Mis stories no tienen secreto: sigo un montón de editoriales, editores, autores, poetas, bloggers y este es mi mundo y no me saquéis de él, pero tengo un alto concepto de la amistad. No la busquéis en mis redes sociales. No la esperéis en mis posts en facebook, ni en mis tuits sobre la revisión de mi poemario o mi próxima visita a Madrid.

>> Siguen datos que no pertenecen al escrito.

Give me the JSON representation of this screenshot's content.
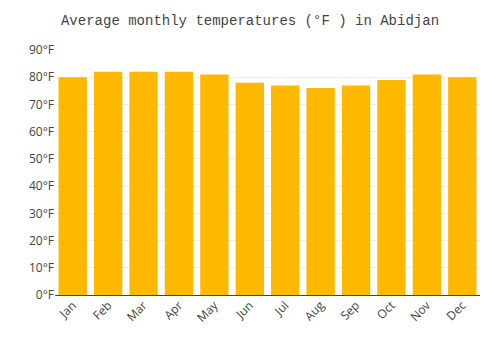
{
  "chart_data": {
    "type": "bar",
    "title": "Average monthly temperatures (°F ) in Abidjan",
    "categories": [
      "Jan",
      "Feb",
      "Mar",
      "Apr",
      "May",
      "Jun",
      "Jul",
      "Aug",
      "Sep",
      "Oct",
      "Nov",
      "Dec"
    ],
    "values": [
      80,
      82,
      82,
      82,
      81,
      78,
      77,
      76,
      77,
      79,
      81,
      80
    ],
    "color": "#FFB800",
    "ylim": [
      0,
      90
    ],
    "yticks": [
      {
        "value": 0,
        "label": "0°F"
      },
      {
        "value": 10,
        "label": "10°F"
      },
      {
        "value": 20,
        "label": "20°F"
      },
      {
        "value": 30,
        "label": "30°F"
      },
      {
        "value": 40,
        "label": "40°F"
      },
      {
        "value": 50,
        "label": "50°F"
      },
      {
        "value": 60,
        "label": "60°F"
      },
      {
        "value": 70,
        "label": "70°F"
      },
      {
        "value": 80,
        "label": "80°F"
      },
      {
        "value": 90,
        "label": "90°F"
      }
    ],
    "grid": true
  }
}
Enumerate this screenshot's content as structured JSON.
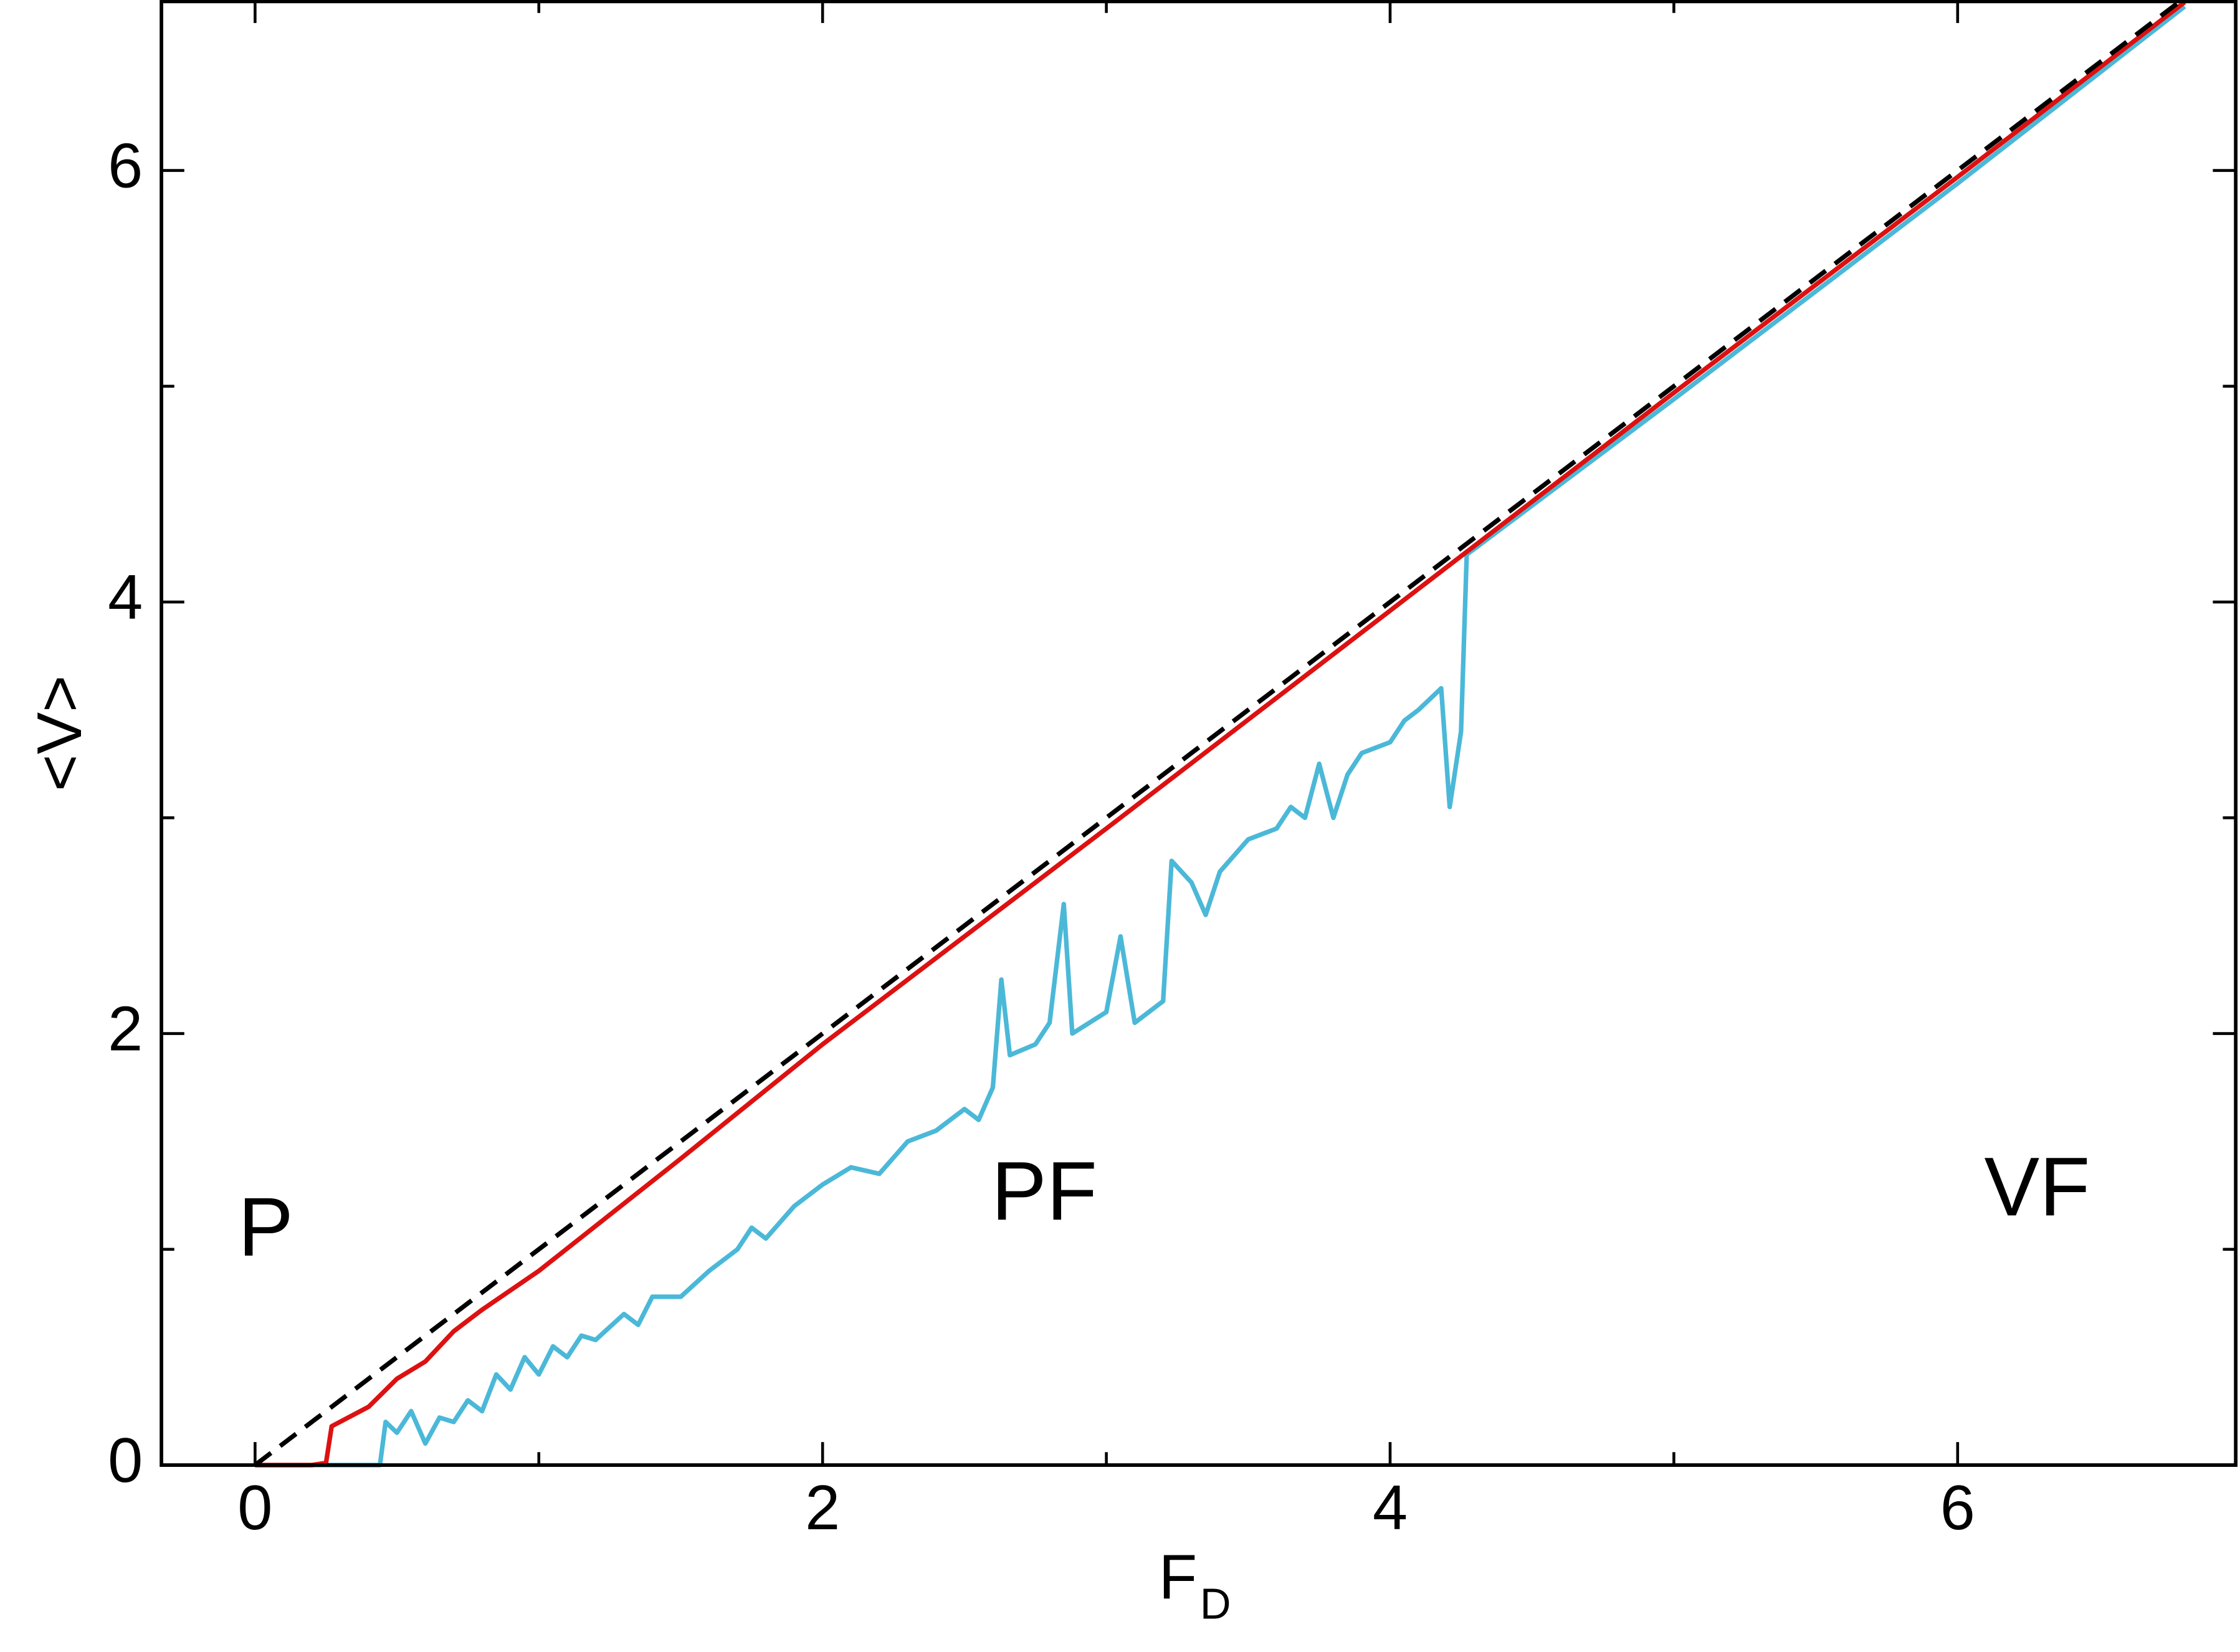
{
  "chart_data": {
    "type": "line",
    "xlabel": "F",
    "xlabel_subscript": "D",
    "ylabel": "<V>",
    "annotations": [
      "P",
      "PF",
      "VF"
    ],
    "xlim": [
      -0.33,
      6.98
    ],
    "ylim": [
      0,
      6.79
    ],
    "xticks": [
      0,
      2,
      4,
      6
    ],
    "yticks": [
      0,
      2,
      4,
      6
    ],
    "xminor_ticks": [
      1,
      3,
      5
    ],
    "yminor_ticks": [
      1,
      3,
      5
    ],
    "series": [
      {
        "color": "#4bb8d8",
        "dash": false,
        "x": [
          0,
          0.44,
          0.46,
          0.5,
          0.55,
          0.6,
          0.65,
          0.7,
          0.75,
          0.8,
          0.85,
          0.9,
          0.95,
          1.0,
          1.05,
          1.1,
          1.15,
          1.2,
          1.3,
          1.35,
          1.4,
          1.5,
          1.6,
          1.7,
          1.75,
          1.8,
          1.9,
          2.0,
          2.1,
          2.2,
          2.3,
          2.4,
          2.5,
          2.55,
          2.6,
          2.63,
          2.66,
          2.75,
          2.8,
          2.85,
          2.88,
          3.0,
          3.05,
          3.1,
          3.2,
          3.23,
          3.3,
          3.35,
          3.4,
          3.5,
          3.6,
          3.65,
          3.7,
          3.75,
          3.8,
          3.85,
          3.9,
          4.0,
          4.05,
          4.1,
          4.18,
          4.21,
          4.25,
          4.27,
          5.0,
          6.0,
          6.8
        ],
        "values": [
          0,
          0,
          0.2,
          0.15,
          0.25,
          0.1,
          0.22,
          0.2,
          0.3,
          0.25,
          0.42,
          0.35,
          0.5,
          0.42,
          0.55,
          0.5,
          0.6,
          0.58,
          0.7,
          0.65,
          0.78,
          0.78,
          0.9,
          1.0,
          1.1,
          1.05,
          1.2,
          1.3,
          1.38,
          1.35,
          1.5,
          1.55,
          1.65,
          1.6,
          1.75,
          2.25,
          1.9,
          1.95,
          2.05,
          2.6,
          2.0,
          2.1,
          2.45,
          2.05,
          2.15,
          2.8,
          2.7,
          2.55,
          2.75,
          2.9,
          2.95,
          3.05,
          3.0,
          3.25,
          3.0,
          3.2,
          3.3,
          3.35,
          3.45,
          3.5,
          3.6,
          3.05,
          3.4,
          4.22,
          4.94,
          5.94,
          6.76
        ]
      },
      {
        "color": "#dd1111",
        "dash": false,
        "x": [
          0,
          0.2,
          0.25,
          0.27,
          0.4,
          0.5,
          0.6,
          0.7,
          0.8,
          1.0,
          1.5,
          2.0,
          3.0,
          4.0,
          5.0,
          6.0,
          6.8
        ],
        "values": [
          0,
          0,
          0.01,
          0.18,
          0.27,
          0.4,
          0.48,
          0.62,
          0.72,
          0.9,
          1.42,
          1.95,
          2.95,
          3.96,
          4.97,
          5.97,
          6.78
        ]
      },
      {
        "color": "#000000",
        "dash": true,
        "x": [
          0,
          6.79
        ],
        "values": [
          0,
          6.79
        ]
      }
    ]
  }
}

Si me necesitáis, llamadme, pero llamadme, coño. La niña sigue dormida y estoy buscando algo nuevo para leer, algo digerible, fácil, columnas de periódico, pero no de cualquier periódico, ni de cualquier columnista. Tengo a mano «Literatura infiel», de Ricardo F. Colmenero que me llegó el otro día y me he enganchado con la primera página. Un selfie del autor con su bebé, un alegato de que todo es construcción de un personaje y voilà, columnas a gogó.

Llega el verano y si tienes una caña pendiente conmigo, llámame. En mis stories tengo una botella de Dom Perignon de hace dos años, estoy solo en mi balcón y la niña sigue durmiendo.